Generate a dataframe with expected values and errors of the scale and offsets from square wave signal.

This function will configuration of a square wave used in generating data and calculate the expected scales and offsets for each channel/polarisation of the output. It will also calculate the expected error of the sample of both scale and offset assuming that the input signal is a normal distribution with a known mean and standard deviation, as determined from the signal_config.

This function can be used for impulsive RFI signals where the on-pulse has a short duty. For this it the use_robust_statistics affects the expected output scale because median/MAD will not be affected by outliers and the expected population stats are based on the off-pulse intensity. When non-robust statistics are used, the expected variance of the population is a weighted average of on and off pulse intensities.

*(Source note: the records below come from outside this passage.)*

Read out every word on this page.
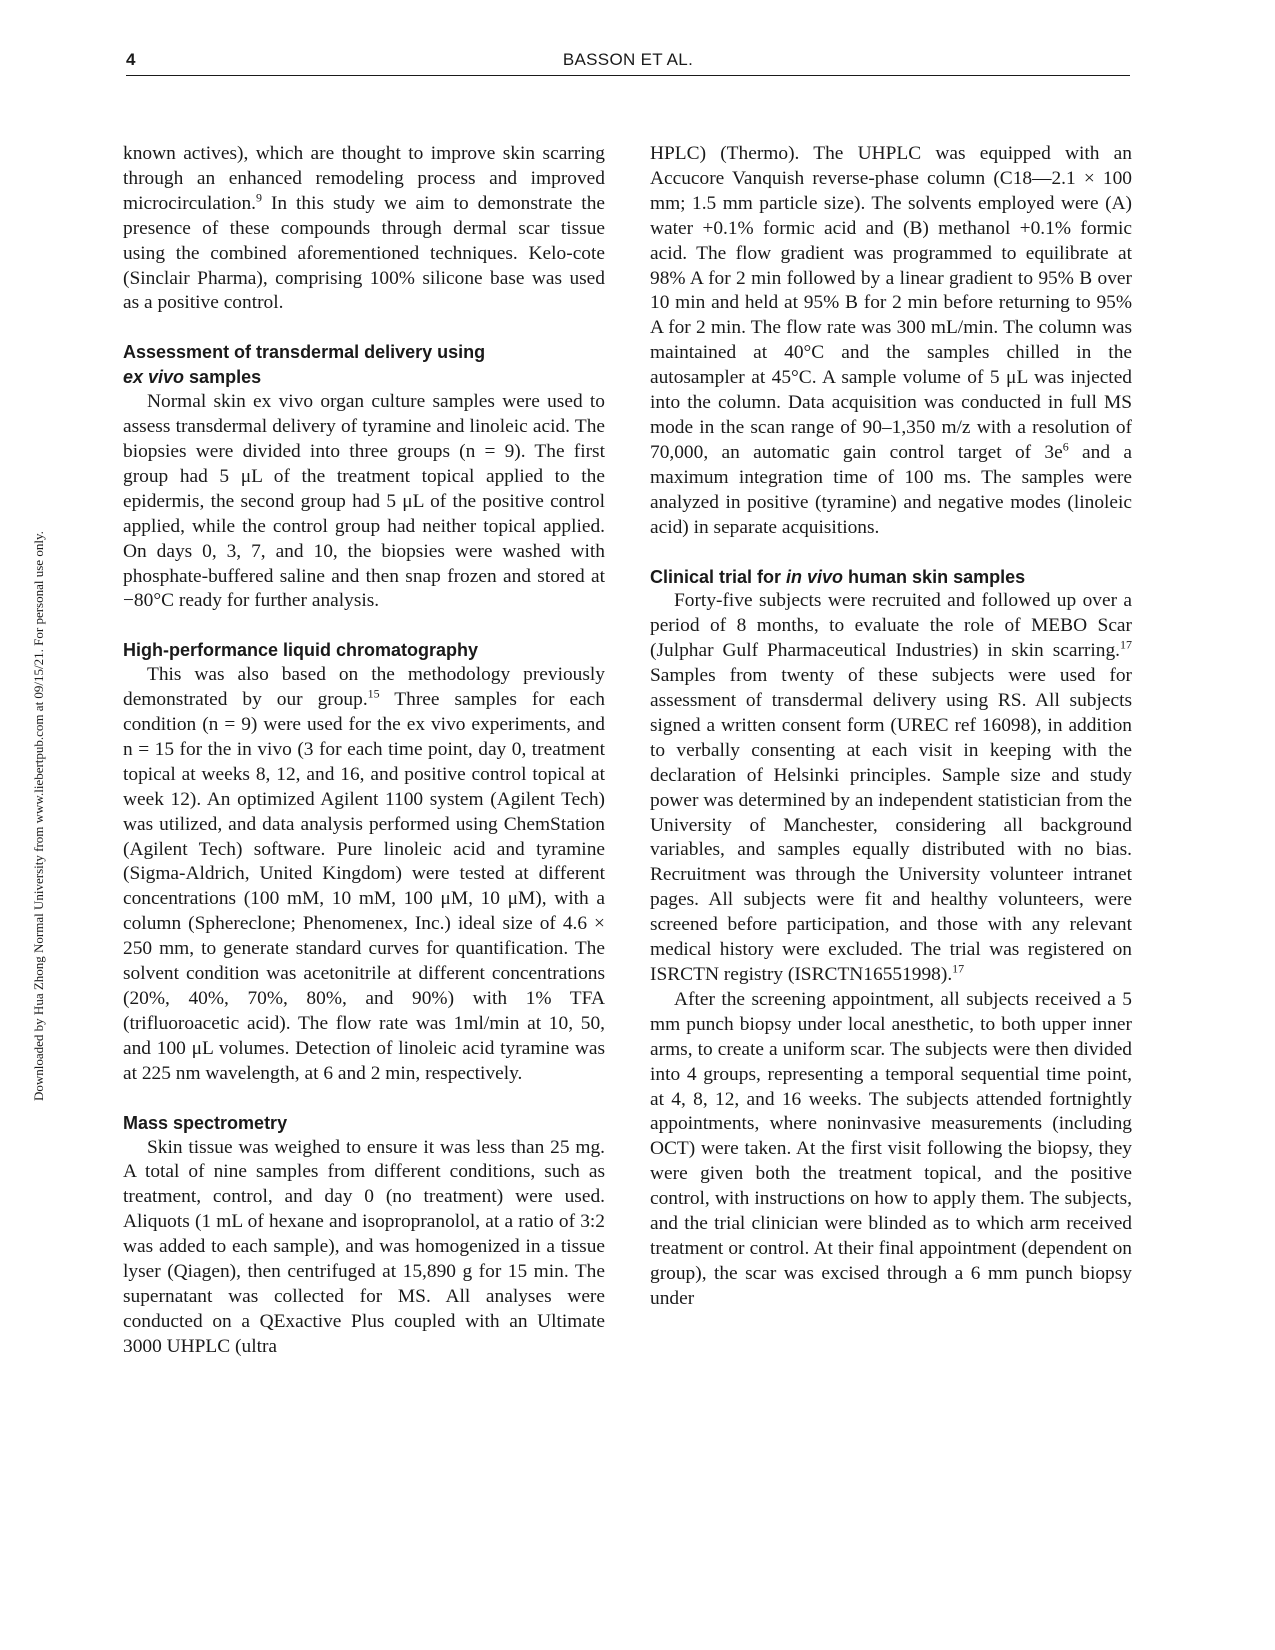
4	BASSON ET AL.
Downloaded by Hua Zhong Normal University from www.liebertpub.com at 09/15/21. For personal use only.

known actives), which are thought to improve skin scarring through an enhanced remodeling process and improved microcirculation.$^9$ In this study we aim to demonstrate the presence of these compounds through dermal scar tissue using the combined aforementioned techniques. Kelo-cote (Sinclair Pharma), comprising 100% silicone base was used as a positive control.

Assessment of transdermal delivery using
ex vivo samples

Normal skin ex vivo organ culture samples were used to assess transdermal delivery of tyramine and linoleic acid. The biopsies were divided into three groups (n = 9). The first group had 5 μL of the treatment topical applied to the epidermis, the second group had 5 μL of the positive control applied, while the control group had neither topical applied. On days 0, 3, 7, and 10, the biopsies were washed with phosphate-buffered saline and then snap frozen and stored at −80°C ready for further analysis.

High-performance liquid chromatography

This was also based on the methodology previously demonstrated by our group.$^{15}$ Three samples for each condition (n = 9) were used for the ex vivo experiments, and n = 15 for the in vivo (3 for each time point, day 0, treatment topical at weeks 8, 12, and 16, and positive control topical at week 12). An optimized Agilent 1100 system (Agilent Tech) was utilized, and data analysis performed using ChemStation (Agilent Tech) software. Pure linoleic acid and tyramine (Sigma-Aldrich, United Kingdom) were tested at different concentrations (100 mM, 10 mM, 100 μM, 10 μM), with a column (Sphereclone; Phenomenex, Inc.) ideal size of 4.6 × 250 mm, to generate standard curves for quantification. The solvent condition was acetonitrile at different concentrations (20%, 40%, 70%, 80%, and 90%) with 1% TFA (trifluoroacetic acid). The flow rate was 1ml/min at 10, 50, and 100 μL volumes. Detection of linoleic acid tyramine was at 225 nm wavelength, at 6 and 2 min, respectively.

Mass spectrometry

Skin tissue was weighed to ensure it was less than 25 mg. A total of nine samples from different conditions, such as treatment, control, and day 0 (no treatment) were used. Aliquots (1 mL of hexane and isopropranolol, at a ratio of 3:2 was added to each sample), and was homogenized in a tissue lyser (Qiagen), then centrifuged at 15,890 g for 15 min. The supernatant was collected for MS. All analyses were conducted on a QExactive Plus coupled with an Ultimate 3000 UHPLC (ultra

HPLC) (Thermo). The UHPLC was equipped with an Accucore Vanquish reverse-phase column (C18—2.1 × 100 mm; 1.5 mm particle size). The solvents employed were (A) water +0.1% formic acid and (B) methanol +0.1% formic acid. The flow gradient was programmed to equilibrate at 98% A for 2 min followed by a linear gradient to 95% B over 10 min and held at 95% B for 2 min before returning to 95% A for 2 min. The flow rate was 300 mL/min. The column was maintained at 40°C and the samples chilled in the autosampler at 45°C. A sample volume of 5 μL was injected into the column. Data acquisition was conducted in full MS mode in the scan range of 90–1,350 m/z with a resolution of 70,000, an automatic gain control target of $3e^6$ and a maximum integration time of 100 ms. The samples were analyzed in positive (tyramine) and negative modes (linoleic acid) in separate acquisitions.

Clinical trial for in vivo human skin samples

Forty-five subjects were recruited and followed up over a period of 8 months, to evaluate the role of MEBO Scar (Julphar Gulf Pharmaceutical Industries) in skin scarring.$^{17}$ Samples from twenty of these subjects were used for assessment of transdermal delivery using RS. All subjects signed a written consent form (UREC ref 16098), in addition to verbally consenting at each visit in keeping with the declaration of Helsinki principles. Sample size and study power was determined by an independent statistician from the University of Manchester, considering all background variables, and samples equally distributed with no bias. Recruitment was through the University volunteer intranet pages. All subjects were fit and healthy volunteers, were screened before participation, and those with any relevant medical history were excluded. The trial was registered on ISRCTN registry (ISRCTN16551998).$^{17}$

After the screening appointment, all subjects received a 5 mm punch biopsy under local anesthetic, to both upper inner arms, to create a uniform scar. The subjects were then divided into 4 groups, representing a temporal sequential time point, at 4, 8, 12, and 16 weeks. The subjects attended fortnightly appointments, where noninvasive measurements (including OCT) were taken. At the first visit following the biopsy, they were given both the treatment topical, and the positive control, with instructions on how to apply them. The subjects, and the trial clinician were blinded as to which arm received treatment or control. At their final appointment (dependent on group), the scar was excised through a 6 mm punch biopsy under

This function can also be used to calculate statistics for a known ramped signal where the off pulse intensity is assumed to be zero and the on-pulse intensity for each chan/pol can be determined by a linear fit intensity as chan 0 to chan N-1 (total of nchan=N) per polarisation.

Parameters

nchan (int) – the number of input channels from the CBF.
polarisations (str) – the output polarisations to select.
use_robust_statistics (bool) – whether to calculate statistics based on median/MAD or mean/stddev.
signal_config (SquareWaveConfig) – the configuration used to create the input square wave signal.
num_samples (int) – the number of samples used to calculate the sample scales and offset. This value will be used to calculate the expected variance/error of the computed scale and offset values.
channels_out (Tuple[int, int] | None, optional) – the expected output channels, defaults to None
ndim (int, optional) – the number of dimensions of the input data, defaults to 2

Raises

NotImplementedError – if unknown signal type is used.

Returns

a dataframe with expected values and errors of the scale and offsets from square wave signal.

Return type

pd.DataFrame